China’s Version of ‘Game of Thrones’ Gets Translated For Western Readers
Beloved Chinese kung fu epic novel “She Diao Ying Xiong Zhuan”(often translated as “Legends of the Condor Heroes”) is set to make its debut in the United Kingdom with a 12-volume series under British publisher MacLehose Press.
First serialized between Jan. 1, 1957 and May 19, 1959 in Hong Kong Commercial Daily, the wuxia, or martial heroes, novel by Louis Cha Leung-Yung. a.k.a. Jin Yong, is often compared to J. R. R. Tolkien’s “Lord of the Rings” and George R. R. Martin’s “Game of Thrones” due to its complex storylines and overall epic scale.
Set against a backdrop of a series of wars fought between the Han Chinese-dominated Southern Song dynasty and the Jurchen-led Jin dynasty, “Legends” is the first part of the Condor Trilogy which is followed by “The Return of the Condor Heroes” and “The Heaven Sword and Dragon Saber.”
Jin Yong, who currently lives in seclusion at age 93, has over 15 novels under his credit, reportedly selling over 300 million copies to date. While practically unknown in the West, Jin Yong’s work is well-renowned as classics in China, Hong Kong, Vietnam and Taiwan, where they were eventually adapted into local films, games, comics and television shows.
According to the Guardian. translation of his work reportedly proved to be a difficult task for many translators who have attempted to work on them due to the complexity of the world Yong has created.
Fortunately, MacLehose Press’ 32-year-old Anna Holmwood managed to complete the first volume. Titled “A Hero Born,” the first of the planned 12-volume series is due for a release in February 2018.
“A Hero Born,” set in 1200 China, tells the story of “an empire close to collapse.
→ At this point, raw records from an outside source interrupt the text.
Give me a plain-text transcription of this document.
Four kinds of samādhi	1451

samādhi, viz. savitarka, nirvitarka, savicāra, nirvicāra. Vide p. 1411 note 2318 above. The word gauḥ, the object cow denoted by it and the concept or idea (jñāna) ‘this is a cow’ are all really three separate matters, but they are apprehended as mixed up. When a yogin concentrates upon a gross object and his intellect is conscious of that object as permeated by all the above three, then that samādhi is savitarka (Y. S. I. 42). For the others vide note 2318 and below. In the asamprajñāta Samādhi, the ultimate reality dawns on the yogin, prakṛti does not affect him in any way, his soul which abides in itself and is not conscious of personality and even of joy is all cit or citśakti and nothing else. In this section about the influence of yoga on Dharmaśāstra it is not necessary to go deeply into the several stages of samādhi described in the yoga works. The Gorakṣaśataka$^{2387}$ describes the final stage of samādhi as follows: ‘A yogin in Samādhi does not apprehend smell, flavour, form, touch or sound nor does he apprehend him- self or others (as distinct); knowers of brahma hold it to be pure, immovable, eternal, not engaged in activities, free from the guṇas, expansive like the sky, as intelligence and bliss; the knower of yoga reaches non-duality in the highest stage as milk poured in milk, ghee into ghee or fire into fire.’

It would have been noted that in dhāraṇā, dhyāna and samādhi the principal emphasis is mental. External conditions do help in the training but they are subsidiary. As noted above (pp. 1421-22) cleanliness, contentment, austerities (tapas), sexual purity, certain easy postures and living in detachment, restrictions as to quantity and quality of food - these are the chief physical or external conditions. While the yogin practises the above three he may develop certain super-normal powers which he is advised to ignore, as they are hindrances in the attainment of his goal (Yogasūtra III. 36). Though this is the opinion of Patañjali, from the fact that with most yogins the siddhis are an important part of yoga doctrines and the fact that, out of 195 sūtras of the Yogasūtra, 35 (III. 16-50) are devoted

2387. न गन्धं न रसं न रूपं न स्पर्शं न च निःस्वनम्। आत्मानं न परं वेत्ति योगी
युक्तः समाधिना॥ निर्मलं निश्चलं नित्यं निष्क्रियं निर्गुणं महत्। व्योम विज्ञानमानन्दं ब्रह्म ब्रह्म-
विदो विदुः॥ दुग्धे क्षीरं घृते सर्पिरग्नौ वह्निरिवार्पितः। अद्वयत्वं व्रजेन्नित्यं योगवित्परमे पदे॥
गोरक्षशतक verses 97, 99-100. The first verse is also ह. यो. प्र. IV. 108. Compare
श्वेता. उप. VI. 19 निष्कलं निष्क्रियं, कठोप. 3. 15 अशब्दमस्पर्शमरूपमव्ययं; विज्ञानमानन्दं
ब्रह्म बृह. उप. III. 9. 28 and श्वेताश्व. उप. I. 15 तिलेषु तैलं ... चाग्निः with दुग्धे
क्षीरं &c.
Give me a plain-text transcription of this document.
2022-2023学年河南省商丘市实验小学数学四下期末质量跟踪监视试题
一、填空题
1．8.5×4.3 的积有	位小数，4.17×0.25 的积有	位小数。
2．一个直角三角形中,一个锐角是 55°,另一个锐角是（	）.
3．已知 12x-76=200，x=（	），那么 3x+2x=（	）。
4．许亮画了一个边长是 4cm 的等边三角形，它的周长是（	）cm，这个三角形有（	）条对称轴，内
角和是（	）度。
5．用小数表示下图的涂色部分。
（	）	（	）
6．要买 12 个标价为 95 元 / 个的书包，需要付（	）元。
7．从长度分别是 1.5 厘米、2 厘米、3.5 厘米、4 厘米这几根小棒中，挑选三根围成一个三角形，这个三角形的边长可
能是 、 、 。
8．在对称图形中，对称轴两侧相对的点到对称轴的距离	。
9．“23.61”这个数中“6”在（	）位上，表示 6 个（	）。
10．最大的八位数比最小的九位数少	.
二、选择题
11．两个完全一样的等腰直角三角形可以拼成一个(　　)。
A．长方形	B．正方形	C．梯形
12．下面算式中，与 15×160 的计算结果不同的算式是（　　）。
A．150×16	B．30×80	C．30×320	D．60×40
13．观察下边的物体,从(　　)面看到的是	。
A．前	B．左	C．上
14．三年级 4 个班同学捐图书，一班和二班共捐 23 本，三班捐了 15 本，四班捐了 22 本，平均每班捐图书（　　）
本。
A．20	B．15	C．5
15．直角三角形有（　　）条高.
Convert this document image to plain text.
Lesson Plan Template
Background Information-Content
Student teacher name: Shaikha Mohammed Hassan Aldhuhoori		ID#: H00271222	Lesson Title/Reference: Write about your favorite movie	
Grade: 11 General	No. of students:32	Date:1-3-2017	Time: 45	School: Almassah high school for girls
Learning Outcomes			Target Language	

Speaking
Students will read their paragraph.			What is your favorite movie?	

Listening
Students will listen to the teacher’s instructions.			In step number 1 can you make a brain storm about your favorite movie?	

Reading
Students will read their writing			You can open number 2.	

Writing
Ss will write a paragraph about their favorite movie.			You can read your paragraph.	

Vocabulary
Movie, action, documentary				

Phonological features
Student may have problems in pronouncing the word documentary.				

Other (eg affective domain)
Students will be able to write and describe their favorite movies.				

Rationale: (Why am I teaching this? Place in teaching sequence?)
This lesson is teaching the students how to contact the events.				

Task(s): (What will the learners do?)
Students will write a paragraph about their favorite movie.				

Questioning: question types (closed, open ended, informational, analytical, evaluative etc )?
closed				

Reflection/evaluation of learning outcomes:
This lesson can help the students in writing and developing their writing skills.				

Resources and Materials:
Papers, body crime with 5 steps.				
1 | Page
Under attack from the Jurchen Jin dynasty, the future of the entire Chinese population rests in the hands of a few lone martial arts exponents.”
“These books are read by so many Chinese people when they are teenagers, and the work really stays in their heads,” Holmwood was quoted as saying. “So, of course, I felt a great weight of responsibility in translating them – and even more as publication draws near.”
Holmwood, who temporarily moved to Hangzhou, in east China as she worked on her translation, is currently living in Malmö, Sweden, with her Taiwanese husband and son. While she reportedly studied Chinese at Oxford University, she said she first discovered the book in Taipei.
“I am of the belief that a lot of readers like a bit of a challenge as they go along,” said Holmwood. “That is why fans of Lord of the Rings try to learn Elvish. So I don’t explain everything, although I have written a very short prologue to introduce some of the elements of the story.”